Enji glanced at Skia. Compared to Silma and Popa, hers are on the modest side.
“What are you looking at?” Skia, red as beets, retracted her sword and covered her chest.
“My belt can be used.” Enji quickly changed the subject. He removed his belt.
They used everyone’s belts and spare clothing to fashion a long enough rope to reach the people inside. They deliberated as to who would step inside. Enji volunteered and was allowed to go in after much arguing, having convinced them that, since he couldn’t use magic, any magical trap couldn’t affect him. It was a weak statement; direct magic did affect him, but his only advantage was that the heaviness of the ‘sug’ in the temple didn’t bother him.

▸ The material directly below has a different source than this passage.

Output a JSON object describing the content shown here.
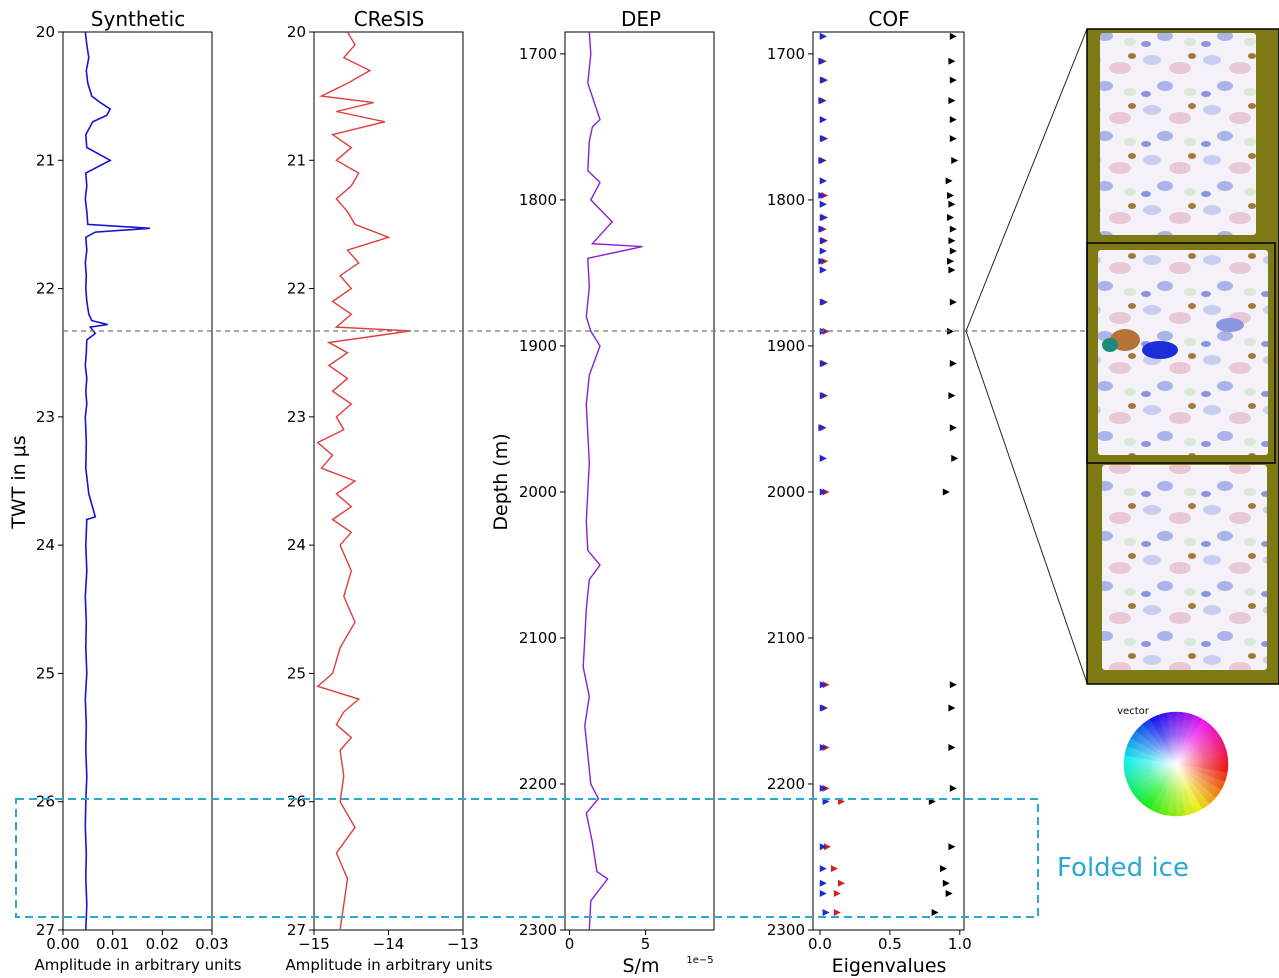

“If you feel anything, yell,” Skia told him. Enji could see the concern in her eyes.
“Yes.” Enji took a step beyond the threshold. Then another one. The place smelled of old mold. Luckily for him, he didn’t have Popa’s ultrafine sense of smell; he didn’t want to sniff the aroma of rancid underwear.
He squatted beside the person nearest to the door. It was a girl, young by what he could see of her, since she wore a magician’s robe that covered her entirely. Enji dragged her by the armpits to the entrance.
He repeated the process with the two other mages. One was a boy and the other a middle-aged man. Only one left.
The last one lay prone in front of the altar.
He pulled their hood back. Yes, it was the elf, Tona. By the position of her extended arm, Enji guessed she was reaching for whatever was on the altar. Enji dragged her too.
“I’m going back in.”
“Why? We have what we came for.”
“I want to see what is on the altar.”
Skia stared him in the eyes for a few seconds. “Don’t do anything crazy,” she whispered.
Enji approached the stone altar. The top was a perfectly flat flagstone slate, and on it lay what appeared to be a book and a dagger.
He couldn’t reach the items; the ‘rope’ wasn’t long enough. The sensible thing would have been to retreat or find a way to extend the rope, but... Enji just unhooked the belt around his waist and stepped closer, ignoring the protests and warnings from his party members.
Enji slowly reached for the items. He took the dagger without feeling anything abnormal. Then he lifted the old leather-bound book.